I know that Bainbridge Island Winery and Vineyards has already released their Pinot Noir as far back, I believe, as the ‘92 vintage. That was also historic; the first. But, this tasting somehow had its own sense of history as it was a affirmation of Gerards work at Bainbridge. Literally we are seeing (tasting) the fruits of those efforts.
I thought as a group the wines were very exciting and very good. They were a bit acid. Personally, I liked that. Also all had great pink-red coloring with bright hues. They smelled like fresh fruit, not jammy, not cooked, not toasty…..just wonderfully expressed aromas of cherry and raspberry.
On the palate the fruit aromas were confirmed with the tart bite of fresh fruit. But what I really liked was the way the wines sat on my tongue….with great length; not heavy, not demanding….silky almost. Close your eyes and imagine your very first taste of raspberry right off the vine.
All had very little tannin which surprised me.
It will be exciting to see these wines change.
The three commercial wines were Vashon Winery (Monument Farm Vineyard) and Glacier Peak Winery (from Marblemount area) and HollyWood Hills Vineyard (Woodinville).
The homemade wine was made by Bill Riley of Vashon Island from grapes grown at his home vineyard.
The experimental wine was the Pinot Noir (Precoce clone) grown and produced by WSU-Mt. Vernon.
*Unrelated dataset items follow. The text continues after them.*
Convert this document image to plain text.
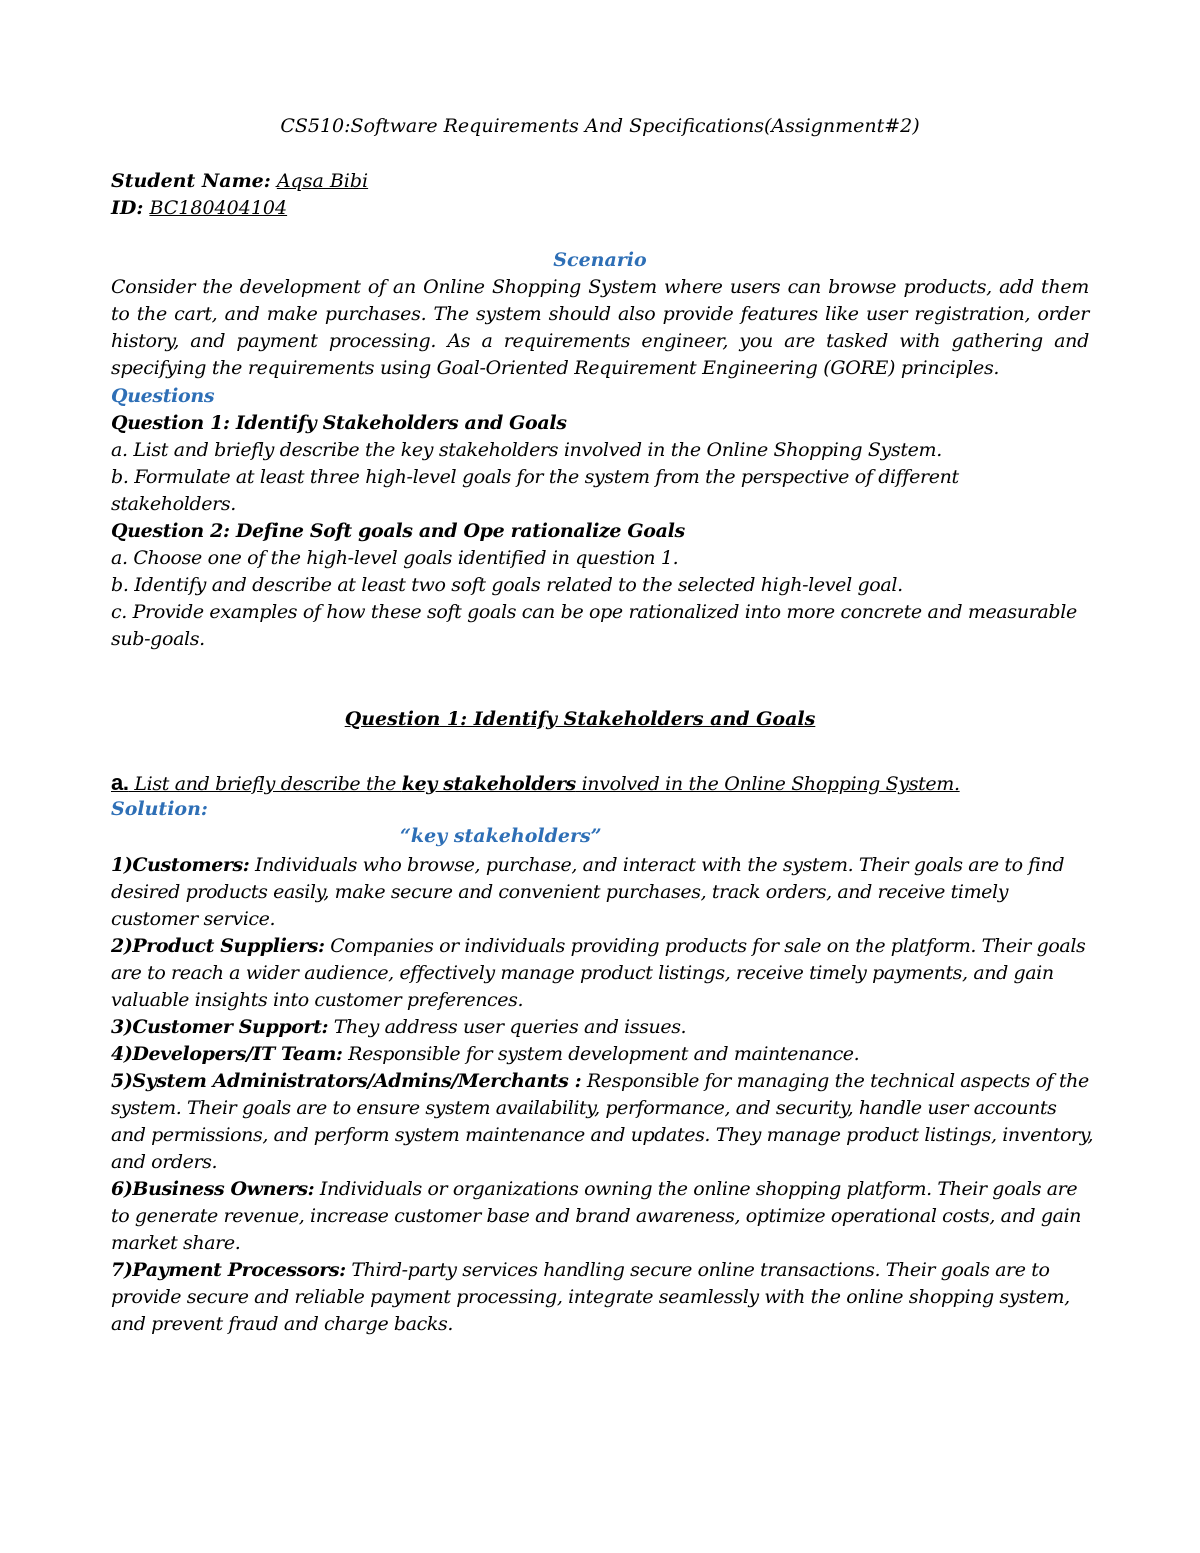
CS510:Software Requirements And Specifications(Assignment#2)
Student Name: Aqsa Bibi
ID: BC180404104
Scenario
Consider the development of an Online Shopping System where users can browse products, add them to the cart, and make purchases. The system should also provide features like user registration, order history, and payment processing. As a requirements engineer, you are tasked with gathering and specifying the requirements using Goal-Oriented Requirement Engineering (GORE) principles.

Questions

Question 1: Identify Stakeholders and Goals

a. List and briefly describe the key stakeholders involved in the Online Shopping System.

b. Formulate at least three high-level goals for the system from the perspective of different stakeholders.

Question 2: Define Soft goals and Ope rationalize Goals

a. Choose one of the high-level goals identified in question 1.

b. Identify and describe at least two soft goals related to the selected high-level goal.

c. Provide examples of how these soft goals can be ope rationalized into more concrete and measurable sub-goals.

Question 1: Identify Stakeholders and Goals
a. List and briefly describe the key stakeholders involved in the Online Shopping System.
Solution:
“key stakeholders”

1)Customers: Individuals who browse, purchase, and interact with the system. Their goals are to find desired products easily, make secure and convenient purchases, track orders, and receive timely customer service.

2)Product Suppliers: Companies or individuals providing products for sale on the platform. Their goals are to reach a wider audience, effectively manage product listings, receive timely payments, and gain valuable insights into customer preferences.

3)Customer Support: They address user queries and issues.

4)Developers/IT Team: Responsible for system development and maintenance.

5)System Administrators/Admins/Merchants : Responsible for managing the technical aspects of the system. Their goals are to ensure system availability, performance, and security, handle user accounts and permissions, and perform system maintenance and updates. They manage product listings, inventory, and orders.

6)Business Owners: Individuals or organizations owning the online shopping platform. Their goals are to generate revenue, increase customer base and brand awareness, optimize operational costs, and gain market share.

7)Payment Processors: Third-party services handling secure online transactions. Their goals are to provide secure and reliable payment processing, integrate seamlessly with the online shopping system, and prevent fraud and charge backs.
They were as a group much more European in style with the obvious tart flavors but also with the wonderful weight of a European Pinot Noir. They reminded me of Pinot from just beyond Burgundy or even of some of Burgundies lighter versions. They could have been from Germany, or Alsace, or Morey St. Denis, or the Haut Cotes de Nuits.
How exciting to be able to watch this wine evolve.
Thanks go to Joe and Tony for planting the grapes at their farm.
I hope to release this wine (all of about 20 cases) in March or April.